Salvation is like a perfect marriage.
Ask yourself: “Is a perfect marriage a fifty-fifty proposition?” I would say the answer is positively not. Why should each in the relationship give only fifty percent of themselves? No, the only way to make a marriage work is for each involved in the covenant bond to give 100% of themselves, without holding back. In fact, this is the definition of a covenant. It is an exchange of persons.
How many marriages have we all watched helplessly as they disintegrated, because of the selfishness of one or both spouses? I have seen too many to number.
In the act of marital love, each of the beloved is giving themselves totally, without reserve, to the other. It is an act of total commitment and trust; each leaves themselves totally vulnerable to the other. I am yours and you are mine.
Why is this what I think salvation is like?
Because in the act of total self-emptying, self-denial, and sacrifice of the Cross, the God-made-man gave Himself totally, without reserve, for us.
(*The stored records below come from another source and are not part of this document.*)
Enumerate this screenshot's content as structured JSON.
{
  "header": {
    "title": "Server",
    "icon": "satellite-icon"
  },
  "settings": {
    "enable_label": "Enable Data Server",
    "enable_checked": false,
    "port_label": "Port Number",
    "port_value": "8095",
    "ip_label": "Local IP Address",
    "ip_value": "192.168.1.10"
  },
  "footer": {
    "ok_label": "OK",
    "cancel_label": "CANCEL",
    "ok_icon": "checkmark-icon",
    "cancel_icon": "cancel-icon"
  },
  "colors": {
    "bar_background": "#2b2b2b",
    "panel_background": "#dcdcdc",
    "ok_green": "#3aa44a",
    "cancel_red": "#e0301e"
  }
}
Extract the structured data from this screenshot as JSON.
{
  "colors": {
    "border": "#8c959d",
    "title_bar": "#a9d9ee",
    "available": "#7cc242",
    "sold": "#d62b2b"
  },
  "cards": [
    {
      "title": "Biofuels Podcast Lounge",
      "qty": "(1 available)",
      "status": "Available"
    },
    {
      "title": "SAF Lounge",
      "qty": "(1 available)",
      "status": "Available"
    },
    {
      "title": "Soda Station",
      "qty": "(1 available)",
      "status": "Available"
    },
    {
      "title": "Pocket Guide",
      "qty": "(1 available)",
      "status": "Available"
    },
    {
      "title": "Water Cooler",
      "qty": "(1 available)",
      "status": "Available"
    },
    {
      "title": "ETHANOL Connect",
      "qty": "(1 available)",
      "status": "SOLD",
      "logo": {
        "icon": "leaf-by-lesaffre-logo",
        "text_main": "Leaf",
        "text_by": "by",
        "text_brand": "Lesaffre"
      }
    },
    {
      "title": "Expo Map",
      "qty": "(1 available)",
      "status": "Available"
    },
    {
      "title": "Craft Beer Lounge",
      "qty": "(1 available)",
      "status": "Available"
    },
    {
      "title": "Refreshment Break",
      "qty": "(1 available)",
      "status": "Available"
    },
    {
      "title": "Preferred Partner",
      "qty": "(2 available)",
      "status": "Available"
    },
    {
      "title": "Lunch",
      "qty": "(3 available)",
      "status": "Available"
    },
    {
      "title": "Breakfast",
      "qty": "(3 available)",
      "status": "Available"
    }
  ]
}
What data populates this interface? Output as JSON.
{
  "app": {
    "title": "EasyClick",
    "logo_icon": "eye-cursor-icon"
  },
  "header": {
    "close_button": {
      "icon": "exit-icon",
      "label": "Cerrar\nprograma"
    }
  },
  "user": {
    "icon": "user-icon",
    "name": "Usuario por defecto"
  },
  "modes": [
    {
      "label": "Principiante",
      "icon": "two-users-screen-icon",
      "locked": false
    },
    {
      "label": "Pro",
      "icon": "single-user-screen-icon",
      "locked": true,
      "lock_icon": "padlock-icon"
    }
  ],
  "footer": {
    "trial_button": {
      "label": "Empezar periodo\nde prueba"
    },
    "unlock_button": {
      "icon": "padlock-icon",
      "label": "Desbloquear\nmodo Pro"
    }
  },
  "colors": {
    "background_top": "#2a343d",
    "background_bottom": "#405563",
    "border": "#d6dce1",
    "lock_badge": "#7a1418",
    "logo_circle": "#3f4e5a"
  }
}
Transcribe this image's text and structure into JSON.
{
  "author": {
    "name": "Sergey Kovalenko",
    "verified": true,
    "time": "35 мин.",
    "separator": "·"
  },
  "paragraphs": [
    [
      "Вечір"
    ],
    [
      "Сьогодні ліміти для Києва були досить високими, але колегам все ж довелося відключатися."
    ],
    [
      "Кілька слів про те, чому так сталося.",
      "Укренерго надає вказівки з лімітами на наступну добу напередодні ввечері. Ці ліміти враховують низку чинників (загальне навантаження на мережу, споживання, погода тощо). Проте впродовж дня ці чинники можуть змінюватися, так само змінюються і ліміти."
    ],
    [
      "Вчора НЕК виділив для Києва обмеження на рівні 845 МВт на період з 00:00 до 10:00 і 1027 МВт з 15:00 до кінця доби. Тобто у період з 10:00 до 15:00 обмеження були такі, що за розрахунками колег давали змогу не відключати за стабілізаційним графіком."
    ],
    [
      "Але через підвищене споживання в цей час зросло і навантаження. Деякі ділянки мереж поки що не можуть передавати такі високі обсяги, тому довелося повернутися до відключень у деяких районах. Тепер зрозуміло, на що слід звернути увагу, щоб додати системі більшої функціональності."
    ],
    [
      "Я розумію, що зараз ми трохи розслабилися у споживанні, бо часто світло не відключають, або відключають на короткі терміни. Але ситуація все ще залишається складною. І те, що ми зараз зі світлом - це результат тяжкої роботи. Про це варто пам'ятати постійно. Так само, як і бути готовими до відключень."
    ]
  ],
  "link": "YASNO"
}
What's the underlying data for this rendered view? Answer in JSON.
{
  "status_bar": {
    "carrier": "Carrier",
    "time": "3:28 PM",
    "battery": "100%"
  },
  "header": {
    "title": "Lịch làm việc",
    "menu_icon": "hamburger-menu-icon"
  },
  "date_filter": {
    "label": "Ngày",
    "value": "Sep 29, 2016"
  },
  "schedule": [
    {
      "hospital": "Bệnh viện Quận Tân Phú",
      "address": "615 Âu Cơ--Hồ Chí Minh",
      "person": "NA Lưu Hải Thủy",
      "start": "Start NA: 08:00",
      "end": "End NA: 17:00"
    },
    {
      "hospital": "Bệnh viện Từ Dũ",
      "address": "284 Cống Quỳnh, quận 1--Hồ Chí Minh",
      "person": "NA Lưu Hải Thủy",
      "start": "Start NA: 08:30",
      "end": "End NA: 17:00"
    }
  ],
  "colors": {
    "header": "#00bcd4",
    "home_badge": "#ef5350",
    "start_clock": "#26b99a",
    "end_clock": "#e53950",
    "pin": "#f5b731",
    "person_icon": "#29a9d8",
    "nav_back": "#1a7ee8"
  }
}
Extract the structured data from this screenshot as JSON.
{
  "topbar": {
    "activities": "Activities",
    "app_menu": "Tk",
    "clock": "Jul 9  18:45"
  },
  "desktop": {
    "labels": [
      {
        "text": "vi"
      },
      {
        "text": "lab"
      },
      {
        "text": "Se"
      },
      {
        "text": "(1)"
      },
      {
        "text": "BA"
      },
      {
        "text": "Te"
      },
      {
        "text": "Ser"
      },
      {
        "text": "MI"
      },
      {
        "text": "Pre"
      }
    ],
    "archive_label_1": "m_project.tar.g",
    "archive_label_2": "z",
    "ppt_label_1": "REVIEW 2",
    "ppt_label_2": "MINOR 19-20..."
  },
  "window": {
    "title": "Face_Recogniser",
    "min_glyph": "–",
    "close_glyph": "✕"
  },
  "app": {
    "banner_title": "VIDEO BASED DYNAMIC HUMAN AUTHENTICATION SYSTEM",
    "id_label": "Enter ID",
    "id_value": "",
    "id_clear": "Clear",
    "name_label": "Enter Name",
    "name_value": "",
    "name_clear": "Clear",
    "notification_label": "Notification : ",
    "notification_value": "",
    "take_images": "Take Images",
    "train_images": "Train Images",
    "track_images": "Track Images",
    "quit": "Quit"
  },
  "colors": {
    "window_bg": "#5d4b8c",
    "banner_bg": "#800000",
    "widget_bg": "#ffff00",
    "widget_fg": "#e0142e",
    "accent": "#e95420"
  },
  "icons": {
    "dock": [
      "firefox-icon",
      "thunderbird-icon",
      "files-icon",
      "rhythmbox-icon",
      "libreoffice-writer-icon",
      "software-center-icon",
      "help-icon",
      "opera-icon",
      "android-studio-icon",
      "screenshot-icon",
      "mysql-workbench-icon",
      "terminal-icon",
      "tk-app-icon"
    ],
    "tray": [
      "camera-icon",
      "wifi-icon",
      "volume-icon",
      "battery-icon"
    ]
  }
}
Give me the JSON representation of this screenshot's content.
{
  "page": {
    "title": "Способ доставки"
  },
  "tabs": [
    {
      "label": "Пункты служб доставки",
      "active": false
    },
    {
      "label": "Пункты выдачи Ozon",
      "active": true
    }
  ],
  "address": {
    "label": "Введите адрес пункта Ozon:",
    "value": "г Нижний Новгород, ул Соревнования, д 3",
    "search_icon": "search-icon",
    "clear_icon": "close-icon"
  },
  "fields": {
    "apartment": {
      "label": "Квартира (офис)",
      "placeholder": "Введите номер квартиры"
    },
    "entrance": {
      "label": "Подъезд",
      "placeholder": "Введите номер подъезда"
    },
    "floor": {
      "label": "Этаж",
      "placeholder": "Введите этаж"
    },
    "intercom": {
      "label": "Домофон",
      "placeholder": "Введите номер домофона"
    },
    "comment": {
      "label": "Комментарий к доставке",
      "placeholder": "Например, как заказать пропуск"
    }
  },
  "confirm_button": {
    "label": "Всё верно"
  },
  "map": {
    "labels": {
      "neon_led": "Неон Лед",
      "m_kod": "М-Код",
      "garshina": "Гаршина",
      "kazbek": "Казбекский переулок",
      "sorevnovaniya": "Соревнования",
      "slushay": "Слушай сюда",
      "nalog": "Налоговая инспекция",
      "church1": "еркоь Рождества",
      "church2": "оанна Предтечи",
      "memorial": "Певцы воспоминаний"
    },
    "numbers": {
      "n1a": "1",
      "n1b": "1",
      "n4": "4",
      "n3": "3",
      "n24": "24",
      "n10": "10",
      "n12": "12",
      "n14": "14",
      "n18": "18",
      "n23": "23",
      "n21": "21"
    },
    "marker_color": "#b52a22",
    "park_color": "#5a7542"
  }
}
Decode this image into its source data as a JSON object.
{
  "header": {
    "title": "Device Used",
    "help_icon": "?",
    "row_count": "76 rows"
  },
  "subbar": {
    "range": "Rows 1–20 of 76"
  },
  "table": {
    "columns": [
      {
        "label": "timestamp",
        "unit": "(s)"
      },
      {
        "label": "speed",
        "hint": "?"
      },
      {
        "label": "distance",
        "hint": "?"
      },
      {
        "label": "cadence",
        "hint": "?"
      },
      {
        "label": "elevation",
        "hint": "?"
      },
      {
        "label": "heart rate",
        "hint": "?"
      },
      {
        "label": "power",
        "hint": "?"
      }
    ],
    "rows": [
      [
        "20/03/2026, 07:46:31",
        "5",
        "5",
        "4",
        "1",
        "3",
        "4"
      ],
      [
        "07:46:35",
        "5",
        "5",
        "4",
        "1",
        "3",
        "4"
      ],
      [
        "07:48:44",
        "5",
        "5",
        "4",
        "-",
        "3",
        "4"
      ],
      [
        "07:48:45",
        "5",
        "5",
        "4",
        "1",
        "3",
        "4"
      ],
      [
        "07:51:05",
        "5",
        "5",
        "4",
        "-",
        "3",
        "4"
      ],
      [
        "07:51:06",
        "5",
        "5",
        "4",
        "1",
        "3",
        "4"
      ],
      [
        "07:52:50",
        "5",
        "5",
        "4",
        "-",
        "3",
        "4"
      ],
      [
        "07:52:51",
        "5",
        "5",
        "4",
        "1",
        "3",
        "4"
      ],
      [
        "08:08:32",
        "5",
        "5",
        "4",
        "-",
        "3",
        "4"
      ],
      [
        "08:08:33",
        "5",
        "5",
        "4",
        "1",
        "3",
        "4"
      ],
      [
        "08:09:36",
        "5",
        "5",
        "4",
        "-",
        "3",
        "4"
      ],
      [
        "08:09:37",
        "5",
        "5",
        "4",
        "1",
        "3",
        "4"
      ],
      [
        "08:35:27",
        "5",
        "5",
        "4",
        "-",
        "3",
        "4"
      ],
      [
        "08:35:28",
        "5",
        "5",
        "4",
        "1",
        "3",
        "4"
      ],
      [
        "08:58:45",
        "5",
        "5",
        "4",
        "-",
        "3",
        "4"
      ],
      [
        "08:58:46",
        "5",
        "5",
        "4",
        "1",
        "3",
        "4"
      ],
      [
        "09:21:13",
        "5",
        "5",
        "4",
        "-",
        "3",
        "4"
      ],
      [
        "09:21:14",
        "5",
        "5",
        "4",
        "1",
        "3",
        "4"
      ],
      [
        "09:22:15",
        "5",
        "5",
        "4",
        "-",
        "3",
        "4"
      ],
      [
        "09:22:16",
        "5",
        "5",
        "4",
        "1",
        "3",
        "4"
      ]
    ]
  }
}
He did His part to make our marriage a success. However, that doesn’t answer the question of what we as the bride must do to make the marriage a success. The answer is reflected in human marriage. For a marriage to work, both must give all of themselves. But what we lack in gift-giving ability, God makes up the difference.
The Cross was an event that happened one time on a hill outside of Jerusalem. He gave Himself for us then. However, the grace which flows from that event is given to all of us as individuals — right here and right now.
That is what the Mass and the sacraments are. They flow, and derive their efficacy, from the Cross and from nowhere else. They are His way of giving Himself to us in our own personal and individual lives, as the Bridegroom who never ceases to hold anything back from His bride. They are the fruit of the tree of the Cross.
He gave Himself completely for us so that He can now give Himself completely to us. He gives us His life in Baptism and Communion. He forgives our unfaithfulness in Reconciliation. He heals our wounds in the Anointing of the Sick. He gives us a foretaste of life with Him in the bliss of the marital act when the two become one — when they give each other to themselves without reserve. God gives us His life in the sacraments in the here and now, where our salvation works out (Philippians 2:12-13).
In a sense, all of our souls are “female” to God. When He gives Himself to us, and when we receive the gift, then we bring forth life … both within ourselves and into the world around us when we share the gift.